Nouns and only nouns

Students are asked to communicate using a bank of nouns - and nothing else.

Goals

  • Communicate with a partner using only nouns.
  • Discuss what can and can't be easily expressed using only nouns.
  • Determine which other types of words are useful for expressing complex ideas.

Lesson Plan

The teacher explains that this activity will involve you trying to express progressively more complicated concepts and actions to a partner using only these words, your own body language and imagination.

For this task students will need to split into pairs (or threes). Slide 1 in the Activity page in the right hand menu presents 20 nouns. Using only the 20 nouns in the table and no other words or versions of these words, students will need to communicate some basic ideas to a partner.

The ideas to be communicated appear below, and can also be printed as cards using the pdf attached at the bottom of this page. After printing the cards, one student should take a card and – without showing their partner what is on it – try to communicate the idea on the card to them. The partner should write down what they think is being communicated. Allow a maximum of 1 minute on each of these to keep the pace up.

Here are the nouns:

food house man door
cat ball woman tree
dog name child table
your name mouse baby mouth
foot ground sky face

Here are the instructions on the cards.

Express to your partner that...

  1. you are hungry
  2. it is your birthday
  3. a dog is chasing a cat
  4. a dog is being chased by a cat
  5. you were sad but now you are happy
  6. a dog is running quickly
  7. some dogs are chasing some cats who are chasing a mouse
  8. you would like to play football
  9. you want to know their name
  10. a tree near your house has been cut down

Discussion

What did the activity reveal? How easy was it for you to express your ideas in a way that your partner understood? Now make a list of some of the ideas you found it trickiest to express and think about why that might be.

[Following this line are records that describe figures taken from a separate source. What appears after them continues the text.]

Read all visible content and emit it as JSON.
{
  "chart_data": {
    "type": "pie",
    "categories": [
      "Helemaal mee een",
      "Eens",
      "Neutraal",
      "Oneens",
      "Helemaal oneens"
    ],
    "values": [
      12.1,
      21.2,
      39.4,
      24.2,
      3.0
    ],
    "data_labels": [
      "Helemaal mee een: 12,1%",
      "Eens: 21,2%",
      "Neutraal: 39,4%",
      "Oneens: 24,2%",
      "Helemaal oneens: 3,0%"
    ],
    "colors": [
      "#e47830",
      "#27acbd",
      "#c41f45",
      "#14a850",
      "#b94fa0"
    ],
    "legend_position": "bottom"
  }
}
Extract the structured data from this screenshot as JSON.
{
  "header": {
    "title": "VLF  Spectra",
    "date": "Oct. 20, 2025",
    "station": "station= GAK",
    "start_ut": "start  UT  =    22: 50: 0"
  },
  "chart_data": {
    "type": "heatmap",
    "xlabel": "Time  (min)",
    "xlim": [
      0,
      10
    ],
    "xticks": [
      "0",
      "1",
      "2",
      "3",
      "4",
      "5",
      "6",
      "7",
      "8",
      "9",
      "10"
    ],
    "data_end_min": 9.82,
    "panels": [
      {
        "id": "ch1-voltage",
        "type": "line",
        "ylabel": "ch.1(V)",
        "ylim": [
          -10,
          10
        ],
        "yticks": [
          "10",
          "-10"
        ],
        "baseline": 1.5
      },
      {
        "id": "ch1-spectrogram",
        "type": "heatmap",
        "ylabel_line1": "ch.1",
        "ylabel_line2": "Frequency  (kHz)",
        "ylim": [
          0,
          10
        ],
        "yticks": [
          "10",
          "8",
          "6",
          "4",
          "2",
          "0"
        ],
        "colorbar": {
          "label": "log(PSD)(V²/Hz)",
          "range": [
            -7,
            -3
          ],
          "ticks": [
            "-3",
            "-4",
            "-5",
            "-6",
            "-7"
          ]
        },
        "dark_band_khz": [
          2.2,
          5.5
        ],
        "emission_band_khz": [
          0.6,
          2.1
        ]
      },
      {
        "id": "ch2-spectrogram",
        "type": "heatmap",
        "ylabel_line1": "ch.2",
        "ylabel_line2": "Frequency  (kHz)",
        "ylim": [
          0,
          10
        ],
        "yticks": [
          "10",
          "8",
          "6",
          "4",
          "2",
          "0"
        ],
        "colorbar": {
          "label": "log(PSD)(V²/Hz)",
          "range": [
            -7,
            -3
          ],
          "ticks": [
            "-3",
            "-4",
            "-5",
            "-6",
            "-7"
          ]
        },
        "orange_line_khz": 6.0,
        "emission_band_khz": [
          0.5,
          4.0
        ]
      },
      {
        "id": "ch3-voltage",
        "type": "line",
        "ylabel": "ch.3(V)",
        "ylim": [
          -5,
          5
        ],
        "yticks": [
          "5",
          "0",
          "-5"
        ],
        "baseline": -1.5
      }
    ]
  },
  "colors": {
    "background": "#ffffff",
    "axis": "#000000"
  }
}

Perhaps you noticed that, while body language is useful for some things, it can’t always help with concepts like time (past, future, etc.), or intentions that you have for the future.

How did you express your attitudes or feelings towards something? It’s easy enough when you can use facial expressions and gesture, but what about when you try to explain certainty or possibility?

You might also have noticed that when we change round who is doing the action, as in examples 3 and 4, the concepts change, despite the nouns being the same. You might have found this difficult to express too.

And what about saying that there is more than one of something: plurals, like dogs or mice?

How do you communicate concepts like happy, sad or quickly?

So, which other types of words (in addition to nouns) would make it easier to communicate these ideas? In English we also have a range of other word classes available to use and they tend to fill the gaps that you have just been looking at. 

The thinking behind this activity is that it will start to stimulate ideas about the role grammar plays in our communication. While we have words and non-verbal communication (facial expression, pointing and other gestures), we need grammar to create more sophisticated ideas.

In a paper about teaching English as a foreign language, Richard Cullen states that ‘without any grammar, the learner is forced to rely exclusively on lexis and the immediate context, combined with gestures, intonation and other prosodic and non-verbal features, to communicate his/her intended meanings’.

This activity highlights the potential of language to communicate much more than just information about what is around us or what we are doing. It can go beyond that to convey a range of other concepts, all of which are explored in different parts of the Englicious website:

  • time and tense
  • aspectuality and aspect
  • modality
  • morphology
  • agency

Rather than starting with the terminology, we aim to provide a more organic approach, where ideas about the different functions of language are introduced, exemplified in context and discussed with some linguistic terminology.